O Corinthians de 2026 vive uma encruzilhada financeira que vai redefinir o futuro do seu ataque. Se o holandês Memphis Depay não renovar, o clube não perde apenas peso técnico; ele ganha um alívio multimilionário que mudará radicalmente a sua forma de atuar no mercado da bola.
A diretoria já admite que a permanência do europeu só ocorrerá com uma redução brutal de valores. O diretor Marcelo Paz tratou a engenharia como um “orçamento complexo”.
O “Pacote Memphis” custa hoje cerca de R$ 7 milhões por mês (somando salários, luvas e impostos), além de carregar uma bomba-relógio de R$ 40 milhões pendentes em gatilhos contratuais.
O nome que virou símbolo da nova lógica corintiana
É justamente aí que Renê Sousa entra como símbolo de uma nova direção.
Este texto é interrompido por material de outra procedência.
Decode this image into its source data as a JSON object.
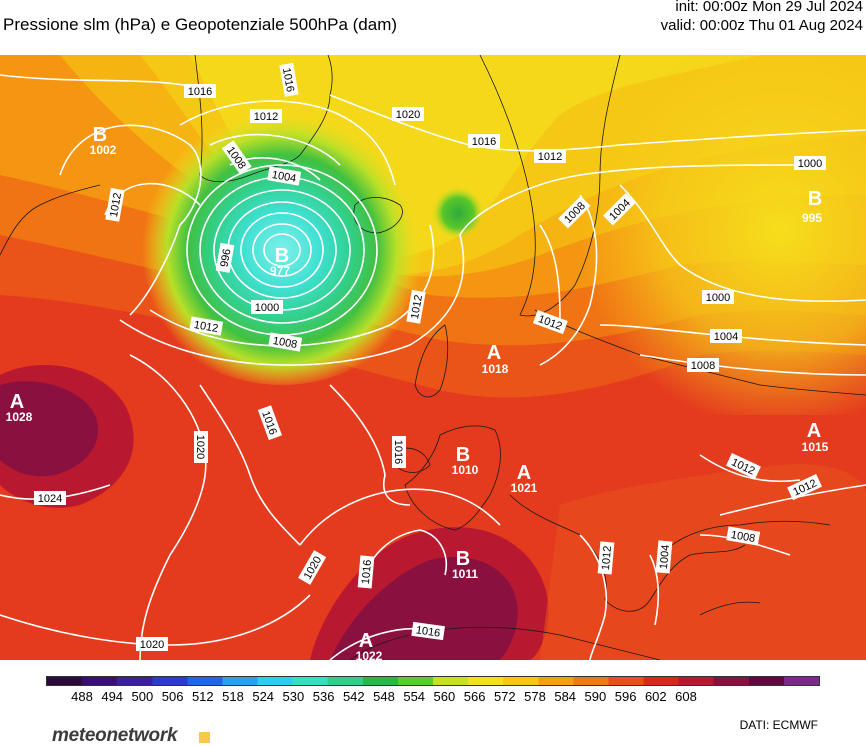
{
  "header": {
    "title": "Pressione slm (hPa) e Geopotenziale 500hPa (dam)",
    "init": "init: 00:00z Mon 29 Jul 2024",
    "valid": "valid: 00:00z Thu 01 Aug 2024"
  },
  "colorbar": {
    "ticks": [
      "488",
      "494",
      "500",
      "506",
      "512",
      "518",
      "524",
      "530",
      "536",
      "542",
      "548",
      "554",
      "560",
      "566",
      "572",
      "578",
      "584",
      "590",
      "596",
      "602",
      "608"
    ],
    "colors": [
      "#2b0a3d",
      "#3b0f6f",
      "#3a1fa0",
      "#2c3ad0",
      "#2464e8",
      "#2aa0f0",
      "#2ad0e8",
      "#35e0c0",
      "#2ed08a",
      "#27b84a",
      "#5ccc28",
      "#c8e020",
      "#f3e21a",
      "#f7c812",
      "#f5a010",
      "#f07a12",
      "#e8501a",
      "#d8281e",
      "#b81830",
      "#8a1040",
      "#5e0a40",
      "#7a2a8a"
    ]
  },
  "isobar_labels": [
    "1016",
    "1012",
    "1008",
    "1004",
    "1000",
    "996",
    "1020",
    "1024"
  ],
  "pressure_centers": [
    {
      "letter": "B",
      "value": "977"
    },
    {
      "letter": "B",
      "value": "995"
    },
    {
      "letter": "A",
      "value": "1028"
    },
    {
      "letter": "A",
      "value": "1018"
    },
    {
      "letter": "B",
      "value": "1010"
    },
    {
      "letter": "A",
      "value": "1021"
    },
    {
      "letter": "B",
      "value": "1011"
    },
    {
      "letter": "A",
      "value": "1015"
    },
    {
      "letter": "B",
      "value": "1002"
    },
    {
      "letter": "A",
      "value": "1022"
    }
  ],
  "footer": {
    "brand": "meteonetwork",
    "credits": "DATI:  ECMWF"
  }
}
Quando tentou contratá-lo no fim de março, o Corinthians buscava um atacante de custo muito mais baixo, mercado nacional e margem de crescimento — depois de ver a negociação por Arthur Cabral travar também por causa do peso financeiro.
O clube apresentou proposta de empréstimo ao atacante da Portuguesa, então com 7 gols em 11 jogos na temporada. A CNN reforçou que o Timão procurava um nome mais barato e funcional para o ataque.
O contraste é contrastante:
- Memphis Depay: cerca de R$ 7 milhões por mês
- Renê Sousa: empréstimo com custo de R$ 700 mil ao clube cedente
A saída de Memphis não abriria espaço para um substituto de igual grife. A ideia é pulverizar recursos. O Corinthians deixaria de bancar uma estrela isolada para montar um pacote de dois ou três jovens em ascensão.
O problema de timing que complicou o plano
Renê já foi para o Vitória, por empréstimo até o fim de 2026, com opção de compra. Em outras palavras: o Corinthians até pode voltar a gostar do modelo, mas reabrir esse negócio específico em julho depende de três condições:
- Vitória não exercer a preferência de compra
- Portuguesa reabrir a porta do negócio
- Folha liberar com a saída de Memphis
Enquanto isso, o nome ficou indisponível para a janela imediata.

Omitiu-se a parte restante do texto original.